A fast face detector
MIT License
179 stars 66 forks source link

Is it applicable to add landmark detection in this network #3

Open tenggyut opened 6 years ago

tenggyut commented 6 years ago

According to the paper, Faceboxes seems a good replacement of MTCNN in Face Detection Area. But MTCNN has a built in landmark detection, I wonder it is applicable to change faceboxes into a joint multi task network just like MTCNN?

Also Any idea about filling the performance gap between this implementation and the caffe one?

Thanks

tirtile commented 6 years ago

I was try to combine this model with onet in MTCNN to detect face and landmarks, it works well.

tenggyut commented 6 years ago

How to combine onet with faceboxes?use faceboxes's prediction as onet's input?

tirtile commented 6 years ago

Yes. But, change it to a multi task network and retrain it may be better.

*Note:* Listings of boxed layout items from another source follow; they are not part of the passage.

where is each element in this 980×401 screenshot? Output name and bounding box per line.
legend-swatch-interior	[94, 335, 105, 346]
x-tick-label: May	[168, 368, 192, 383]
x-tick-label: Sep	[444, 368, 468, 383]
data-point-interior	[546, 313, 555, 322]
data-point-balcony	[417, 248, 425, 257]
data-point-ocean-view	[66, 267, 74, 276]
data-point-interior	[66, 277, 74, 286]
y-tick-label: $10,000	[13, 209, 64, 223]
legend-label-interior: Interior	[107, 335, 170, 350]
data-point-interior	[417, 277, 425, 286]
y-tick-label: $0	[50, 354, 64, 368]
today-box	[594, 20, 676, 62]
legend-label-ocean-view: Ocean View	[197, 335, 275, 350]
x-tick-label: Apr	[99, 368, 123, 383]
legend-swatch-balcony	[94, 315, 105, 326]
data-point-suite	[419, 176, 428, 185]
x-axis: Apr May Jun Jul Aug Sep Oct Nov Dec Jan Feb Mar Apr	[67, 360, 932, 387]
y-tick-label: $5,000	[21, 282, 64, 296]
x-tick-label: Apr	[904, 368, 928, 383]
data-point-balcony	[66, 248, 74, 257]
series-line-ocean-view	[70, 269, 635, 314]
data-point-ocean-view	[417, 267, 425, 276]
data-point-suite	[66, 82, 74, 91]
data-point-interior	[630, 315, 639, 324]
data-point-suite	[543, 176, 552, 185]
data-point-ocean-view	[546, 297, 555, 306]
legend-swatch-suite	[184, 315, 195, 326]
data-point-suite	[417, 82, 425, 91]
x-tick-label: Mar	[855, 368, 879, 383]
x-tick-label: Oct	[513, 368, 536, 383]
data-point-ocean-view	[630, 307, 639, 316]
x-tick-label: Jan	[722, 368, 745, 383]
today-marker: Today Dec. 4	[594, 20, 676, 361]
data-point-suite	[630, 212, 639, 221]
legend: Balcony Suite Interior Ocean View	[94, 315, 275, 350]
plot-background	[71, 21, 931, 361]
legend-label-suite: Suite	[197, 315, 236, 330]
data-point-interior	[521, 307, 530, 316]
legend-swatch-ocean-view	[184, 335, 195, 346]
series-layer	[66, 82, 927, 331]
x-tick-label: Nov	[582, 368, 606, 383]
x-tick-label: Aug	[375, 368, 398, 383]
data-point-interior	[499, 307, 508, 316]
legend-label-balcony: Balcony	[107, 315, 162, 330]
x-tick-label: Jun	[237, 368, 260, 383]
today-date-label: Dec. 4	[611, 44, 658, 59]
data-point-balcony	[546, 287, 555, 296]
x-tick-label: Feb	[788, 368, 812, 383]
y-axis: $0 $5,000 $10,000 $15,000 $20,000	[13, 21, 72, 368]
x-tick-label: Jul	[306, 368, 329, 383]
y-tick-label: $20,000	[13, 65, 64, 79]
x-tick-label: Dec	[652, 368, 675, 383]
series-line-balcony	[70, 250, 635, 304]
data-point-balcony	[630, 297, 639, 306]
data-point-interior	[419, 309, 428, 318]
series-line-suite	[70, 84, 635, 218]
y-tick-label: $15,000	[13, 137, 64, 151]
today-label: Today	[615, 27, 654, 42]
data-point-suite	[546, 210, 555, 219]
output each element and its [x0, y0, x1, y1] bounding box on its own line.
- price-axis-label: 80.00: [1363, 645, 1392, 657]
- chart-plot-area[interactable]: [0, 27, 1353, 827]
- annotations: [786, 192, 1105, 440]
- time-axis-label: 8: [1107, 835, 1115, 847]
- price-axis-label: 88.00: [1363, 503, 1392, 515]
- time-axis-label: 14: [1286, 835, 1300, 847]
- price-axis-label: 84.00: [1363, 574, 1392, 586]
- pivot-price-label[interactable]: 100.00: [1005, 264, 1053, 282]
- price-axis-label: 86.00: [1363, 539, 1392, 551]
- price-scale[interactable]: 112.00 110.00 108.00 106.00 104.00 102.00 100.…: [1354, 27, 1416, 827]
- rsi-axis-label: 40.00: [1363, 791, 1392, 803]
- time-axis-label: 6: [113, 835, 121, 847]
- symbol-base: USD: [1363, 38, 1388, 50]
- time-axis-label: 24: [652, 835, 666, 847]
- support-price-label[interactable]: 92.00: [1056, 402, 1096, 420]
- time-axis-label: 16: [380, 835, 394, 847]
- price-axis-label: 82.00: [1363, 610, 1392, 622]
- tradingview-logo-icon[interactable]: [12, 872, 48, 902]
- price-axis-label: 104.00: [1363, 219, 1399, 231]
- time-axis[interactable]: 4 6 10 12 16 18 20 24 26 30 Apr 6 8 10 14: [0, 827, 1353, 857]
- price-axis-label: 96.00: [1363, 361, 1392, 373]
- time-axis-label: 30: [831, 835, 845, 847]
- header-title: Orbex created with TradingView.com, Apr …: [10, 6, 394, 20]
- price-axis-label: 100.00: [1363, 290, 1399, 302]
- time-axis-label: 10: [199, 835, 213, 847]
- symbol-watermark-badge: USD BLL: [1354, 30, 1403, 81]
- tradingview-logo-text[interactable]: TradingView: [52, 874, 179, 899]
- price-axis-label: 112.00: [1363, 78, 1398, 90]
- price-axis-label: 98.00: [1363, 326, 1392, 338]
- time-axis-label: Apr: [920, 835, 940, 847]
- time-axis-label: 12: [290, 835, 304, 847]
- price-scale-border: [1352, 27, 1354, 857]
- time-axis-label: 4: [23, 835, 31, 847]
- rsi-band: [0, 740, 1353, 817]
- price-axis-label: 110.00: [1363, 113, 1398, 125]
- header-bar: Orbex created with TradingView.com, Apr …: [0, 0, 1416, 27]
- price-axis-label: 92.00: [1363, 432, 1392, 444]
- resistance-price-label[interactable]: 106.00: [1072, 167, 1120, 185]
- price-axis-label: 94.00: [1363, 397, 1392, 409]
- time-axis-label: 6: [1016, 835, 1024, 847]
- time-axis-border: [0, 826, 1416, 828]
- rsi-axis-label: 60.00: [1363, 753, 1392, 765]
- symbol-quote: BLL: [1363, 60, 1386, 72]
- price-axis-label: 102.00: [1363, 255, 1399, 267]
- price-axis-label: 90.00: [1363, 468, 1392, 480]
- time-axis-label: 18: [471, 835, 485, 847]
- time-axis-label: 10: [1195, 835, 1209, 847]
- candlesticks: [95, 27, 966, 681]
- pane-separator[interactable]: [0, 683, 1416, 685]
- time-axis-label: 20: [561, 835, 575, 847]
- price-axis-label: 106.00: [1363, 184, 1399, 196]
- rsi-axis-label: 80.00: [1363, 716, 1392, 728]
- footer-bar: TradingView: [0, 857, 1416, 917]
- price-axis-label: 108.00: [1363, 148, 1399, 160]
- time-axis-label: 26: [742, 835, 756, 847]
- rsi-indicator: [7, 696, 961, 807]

tenggyut commented 6 years ago

But the feature map generated by faceboxes is not reused, so may hurt the runtime efficiency?

Also, did you reproduce the performance described in the original paper?

tirtile commented 6 years ago

Yep. No, I haven't retrained yet.

TropComplique commented 6 years ago

Hi. It is a good idea to use onet with FaceBoxes to detect facial landmarks.

But you could also train a simple keypoint detector by yourself. Here is an example of training a simple and fast (~0.5 ms on GTX 1080) 5-keypoints detector: https://github.com/TropComplique/wing-loss (it is not completely finished yet). It is an implementation of this: https://arxiv.org/abs/1711.06753.

I believe that it will be hard to train FaceBoxes for keypoint prediction using multitask loss. Because we will need a lot of training data:
images with a lot of face bounding boxes + keypoints for each face.
But we only have data like this:
images with only one face and keypoints for it. For example, CelebA dataset. And this: images with a lot of face bounding boxes only. For example, WIDER dataset.

And I believe onet is trained on face crops only. I mean, it sees only close face regions during training.